McCombs principally makes use of his Twitter account to pay tribute to departed artists and mates, and Heartmind is devoted to a few of his misplaced compadres, Neal Casal, Ladies’ Chet ‘JR’ White and Sam Jayne. “Belong To Heaven” is a becoming memorial, honest and touching however nonetheless nuanced – “for all of the questions I need to ask/I hope that you simply discover peace eventually… so far-off from all that now/I assume it doesn’t matter anyhow”.
Like Thom Yorke, McCombs has a voice that sounds endlessly honest, and like Yorke, it means the humour in his lyrics can usually be misplaced. There’s, although, quite a lot of comedy on Heartmind. “Karaoke” opens in a bar, a personality taking the stage, “a Chiffon, a Supreme/And studying from a TV display”. Breezily sprinkling its traces with titles of karaoke classics, it raises questions on authenticity and the roles we play. “Guess I’m a load of karaoke too”, he concludes. It’s an actual ear-worm, the one observe right here that would displace “County Strains” as McCombs’ ‘hit’.

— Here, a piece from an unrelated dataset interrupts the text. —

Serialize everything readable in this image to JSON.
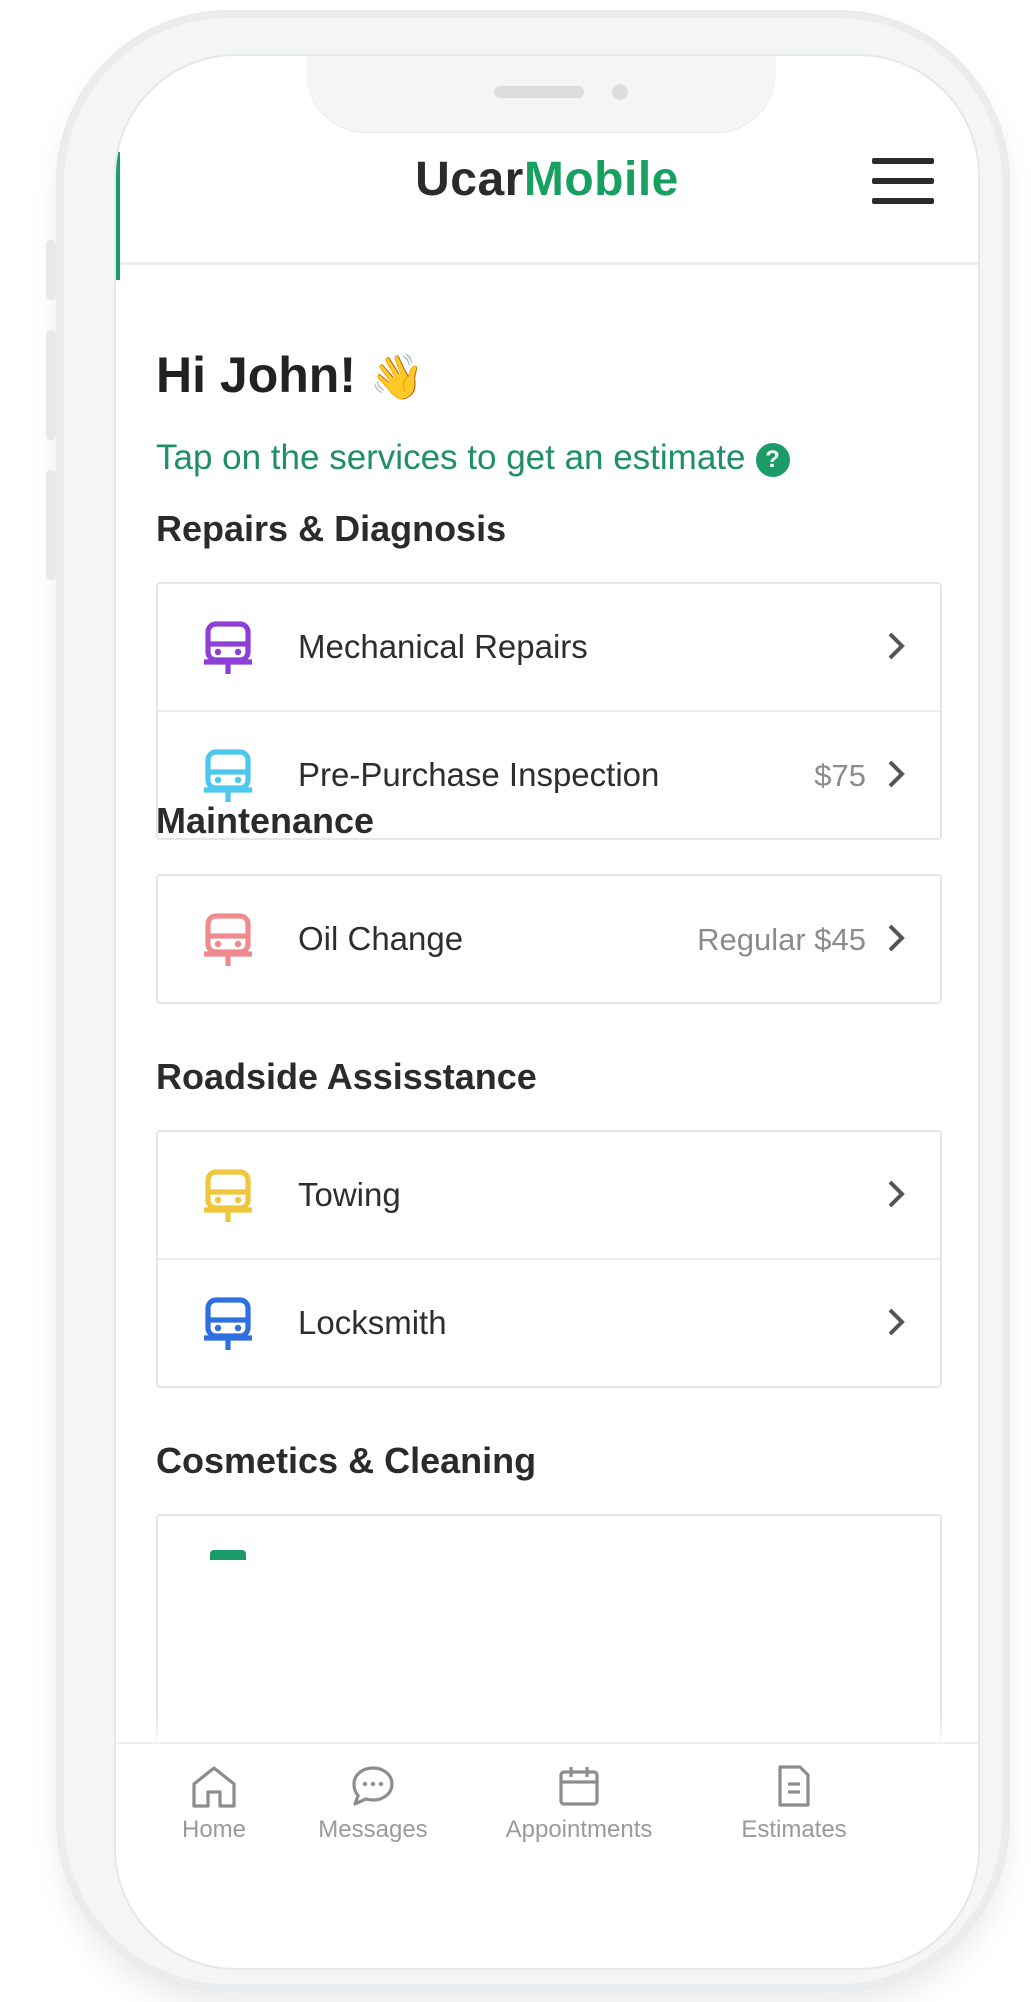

“A Blue, Blue Band” additionally supplies mild reduction. The story of a bunch from Virginia Metropolis, Nevada, in a blue van, who flip audiences blue too, it meanders via a number of comedian verses – “there’s an incredible harmonica participant whose title now escapes me” – earlier than ending with a reminder of the facility of music, an echo of the opening “Music Is Blue”: “Hearken to them enjoying what’s been weighing heavy in your coronary heart”.
Maybe that’s McCombs’ conclusion on Heartmind: that music, from karaoke to bar-room ballads, can have an effect on us in methods nothing else can, can change hearts and minds much more than sleeping in a jar could do. The message is unclear, messy even, as issues are in actual life, extra usually than in music.
Finally, pinning this endlessly complicated songwriter’s work all the way down to a single tagline or which means is unwise. His songs aren’t at all times simple, they’re not at all times simple, however 10 albums in, they’re mounting as much as create probably the most spectacular our bodies of labor of the century to date. Absolutely, Diogenes would have dug him too.